Скатанный из смолки шарик засовывают под губу, отчего десны любителей такой дури со временем постепенно темнеют. Назз бывает двух типов – коричневый и совсем черный. Коричневый дешевле, он хуже обработан, в нем даже маковые зернышки попадаются, отчего его прозывают еще птичьим харчем, каким больше пробавляются рядовые солдаты. «Видно птицу по харчу» – так иногда у нас шутят. Сам-то я эту гадость ни за что в рот не возьму, но многие наши без нее уже и в строй встать не могут.

Существуют и другие виды дурмана – гашиш, канна и панк (это опиум). Гашиш и панк поджигают, вдыхая обволакивающий сознание дым, канну просто грызут. Все это здесь не дороже репы, и разжиться чем-нибудь этаким не составляет никакого труда.
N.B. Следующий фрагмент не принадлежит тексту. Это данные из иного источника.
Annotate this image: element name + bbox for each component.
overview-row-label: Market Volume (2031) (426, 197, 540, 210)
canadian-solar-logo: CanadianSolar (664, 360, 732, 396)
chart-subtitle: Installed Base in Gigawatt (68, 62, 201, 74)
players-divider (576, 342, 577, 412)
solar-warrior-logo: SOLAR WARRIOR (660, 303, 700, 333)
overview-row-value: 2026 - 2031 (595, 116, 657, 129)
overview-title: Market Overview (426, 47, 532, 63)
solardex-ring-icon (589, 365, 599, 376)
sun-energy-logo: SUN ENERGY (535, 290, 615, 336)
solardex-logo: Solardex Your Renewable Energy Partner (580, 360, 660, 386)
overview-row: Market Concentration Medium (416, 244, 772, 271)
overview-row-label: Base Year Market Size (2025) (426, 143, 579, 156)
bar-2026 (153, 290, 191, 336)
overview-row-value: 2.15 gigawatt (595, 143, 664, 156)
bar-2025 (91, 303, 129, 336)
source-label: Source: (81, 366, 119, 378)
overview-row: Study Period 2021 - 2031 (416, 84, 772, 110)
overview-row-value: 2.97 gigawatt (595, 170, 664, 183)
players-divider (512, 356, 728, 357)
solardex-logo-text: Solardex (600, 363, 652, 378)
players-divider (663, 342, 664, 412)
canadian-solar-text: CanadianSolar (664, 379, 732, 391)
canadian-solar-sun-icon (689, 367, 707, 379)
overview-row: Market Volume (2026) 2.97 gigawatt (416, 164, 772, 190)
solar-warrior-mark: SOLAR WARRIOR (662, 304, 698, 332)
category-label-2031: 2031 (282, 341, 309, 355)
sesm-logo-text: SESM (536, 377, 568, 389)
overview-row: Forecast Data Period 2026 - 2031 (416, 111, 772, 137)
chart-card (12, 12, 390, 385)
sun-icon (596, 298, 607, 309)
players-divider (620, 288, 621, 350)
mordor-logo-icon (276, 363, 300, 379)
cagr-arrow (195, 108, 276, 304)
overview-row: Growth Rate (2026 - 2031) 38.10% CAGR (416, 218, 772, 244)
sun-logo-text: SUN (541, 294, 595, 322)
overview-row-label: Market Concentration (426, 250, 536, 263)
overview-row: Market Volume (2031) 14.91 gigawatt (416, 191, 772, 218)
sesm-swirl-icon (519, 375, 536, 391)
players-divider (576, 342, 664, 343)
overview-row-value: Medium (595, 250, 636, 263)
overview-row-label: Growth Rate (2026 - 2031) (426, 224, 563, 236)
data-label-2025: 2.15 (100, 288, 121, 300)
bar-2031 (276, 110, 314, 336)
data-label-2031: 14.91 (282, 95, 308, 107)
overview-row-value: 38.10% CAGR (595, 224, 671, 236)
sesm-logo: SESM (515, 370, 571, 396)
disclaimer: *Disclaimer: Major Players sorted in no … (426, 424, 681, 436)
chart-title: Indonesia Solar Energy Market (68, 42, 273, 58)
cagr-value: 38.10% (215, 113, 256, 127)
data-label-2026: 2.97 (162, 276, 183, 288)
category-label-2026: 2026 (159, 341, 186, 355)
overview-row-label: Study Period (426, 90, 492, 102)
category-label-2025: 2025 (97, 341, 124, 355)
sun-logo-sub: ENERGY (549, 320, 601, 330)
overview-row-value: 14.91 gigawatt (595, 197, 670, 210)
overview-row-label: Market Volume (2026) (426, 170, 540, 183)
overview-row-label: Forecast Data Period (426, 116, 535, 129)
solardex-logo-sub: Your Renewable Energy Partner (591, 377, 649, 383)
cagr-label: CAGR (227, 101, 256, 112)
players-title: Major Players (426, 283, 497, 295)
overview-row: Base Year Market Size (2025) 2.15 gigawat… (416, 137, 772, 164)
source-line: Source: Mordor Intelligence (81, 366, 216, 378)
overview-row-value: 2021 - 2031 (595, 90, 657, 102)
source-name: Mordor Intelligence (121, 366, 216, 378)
Правда, Александр запрещает солдатам мутить себя чем-либо, кроме вина, но, видно, есть вещи, неподвластные даже ему, завоевателю мира.

Каждую ночь мы теряем одного-двух парней, и младшим командирам приходится отправлять похоронные письма. А составляет их наш поэт Стефан и, кстати, получает прибавку за то, что сочиняет истории о «геройской» гибели этих хвативших лишнего или обкурившихся бедолаг. И то сказать, что начнут думать дома о нашей армии, коли солдатские жены и матери станут получать скорбные извещения о своих мужьях и сыновьях, захлебнувшихся в собственной блевотине или утонувших в сточной канаве, вконец задурив мозги черным наззом?

«Духи» все продолжают сопровождать нас, хотя наш темп возрастает. Мы уже близки к цели, из царской ставки к нам прибывают гонцы, пустившиеся в дорогу всего шесть дней назад.

Когда же мы наконец сойдемся грудь в грудь с противником?

– Когда меньше всего будем этого ожидать, – со знанием дела ответствует Флаг.

6

Итак, на сто двадцать седьмой день после выхода из Триполи мы подходим к Артакоане, столице Арейи. Ужаснее нижнего города, теснящегося у обмелевшей реки, может быть только царство Аида, однако верхние, обнесенные мощной стеной крепостные кварталы смотрятся на удивление пристойно и даже цивилизованно. Женщинам здесь разрешено появляться на улицах – правда, закутанным с головы и до пят, но из-под вуалей то и дело доносится их лукавый смех. Повсюду сады. Заросли тамариска дарят прохожим благодатную тень, ветви деревьев гнутся от сахаристых плодов, которые местные жители называют амасса. Изумительный фрукт – сочный, сладкий, ешь такие хоть целый день напролет, а все равно не наешься.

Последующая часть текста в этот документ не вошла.